Assignments and grading
The course is divided in 6 blocks. There will be one homework and one (very short) in-class quizz per block. The final grade will be based on all six homework (80%) and quizzes (10%) plus participation (10%). Participation includes: attendance to class, participation in Discussion sections, Student Hours or other forums such as slack.
What to expect from Elena as an instructor?
I am a computational biologist specialized in genomes and RNA structure analysis, which means that I like biological sequences and all the secrets that they hide, for which I like to design and implements new algorithms. Many years ago I was a theoretical physicist, which means that I also like math-although mathematicians make fun of the ``pragmatic’’ ways physicist use math.
I like to understand things from first principles (much easier than memorizing them), and I bring that to the classroom. I will go into mathematical details to a certain extent, although depending on your own background and interests, that may not be completely necessary to be successful doing the homework. I also think that coding can be a lot of fun, and I expect to show you that.
I think that in the very near future any biologist would need to know some (deep-learning) computation, and have a good grasp of statistics. I hope this class can help you to take a step in that direction.
In addition to Student Hours (held by me and the TFs), I am often available for one-on-one interactions at other times.
Policies
Absence
Absences will be reflected in the 10% of the grade reserved for participation in the course.
Late work
Late work will have a penalty of lowering the maximum possible grade by 10% for each day that it is late. If you can anticipate (with at least 1 week) an important reason why your homework will be turned in late, you may request an exception.
Additionally, resubmission of homework (after grading) is allowed. The max grade increase is 20% of current grade.
Academic integrity
You are encouraged to discus your homework with your classmates, but the work you present has to be your own and be written in your own words. If someone helped you with a particular aspect, add a comment in your code explaining who helped you and what is the contribution, and you want to demonstrate that you understand it. This also applies to any materials taken from GAI, and the Internet.
AI policy
As for using ChatGPT and other generative AI (GAI) tools to produce your homework, these are the policies:
-
You can look at AI generated materials at any time during the completion of your work, but you cannot present AI generated material as your own. Any AI use must be appropriately acknowledged and cited. Any AI code has to be annotated and modified for you particular purpose.
-
AI materials should be considered as a tool, often useful for you to learn a technique or to see code implementing it.
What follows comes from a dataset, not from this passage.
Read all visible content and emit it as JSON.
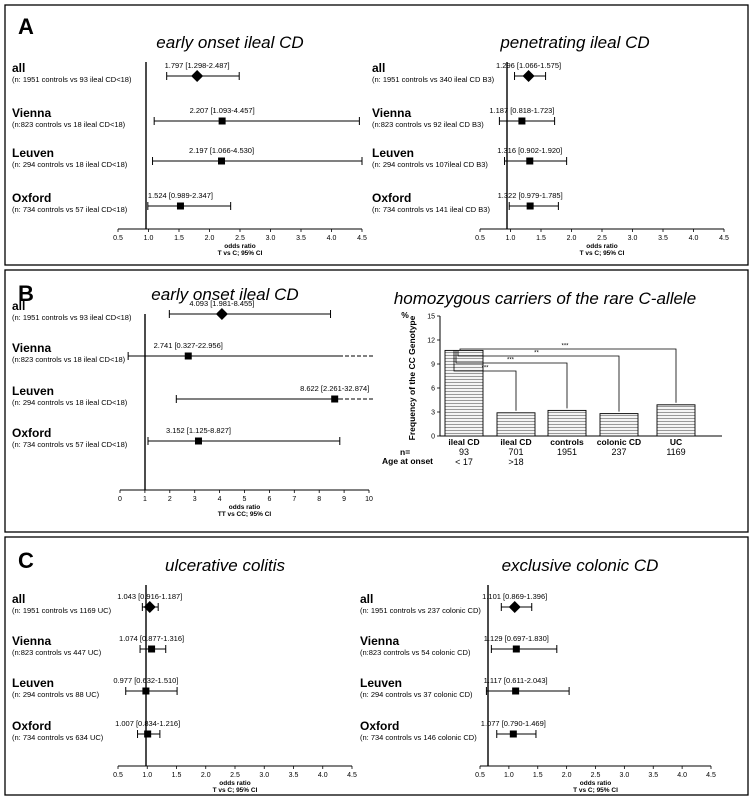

But be aware that these contents (unlike those in published books with authors responsible for them), are not produced with the expectation that they are correct or accurate.
-
Ultimately, you are responsible for all the work that you present as yours, and it has to be written in your own words. A straight AI generated log cannot be presented as homework. Violations of this policy will be considered academic misconduct.
Accommodations for students with disabilities
Students needing accommodations because of a disability should present their Faculty Letter from the Accessible Education Office (AEO) and speak with Elena by the end of the second week of the term for us to be able to respond in a timely manner.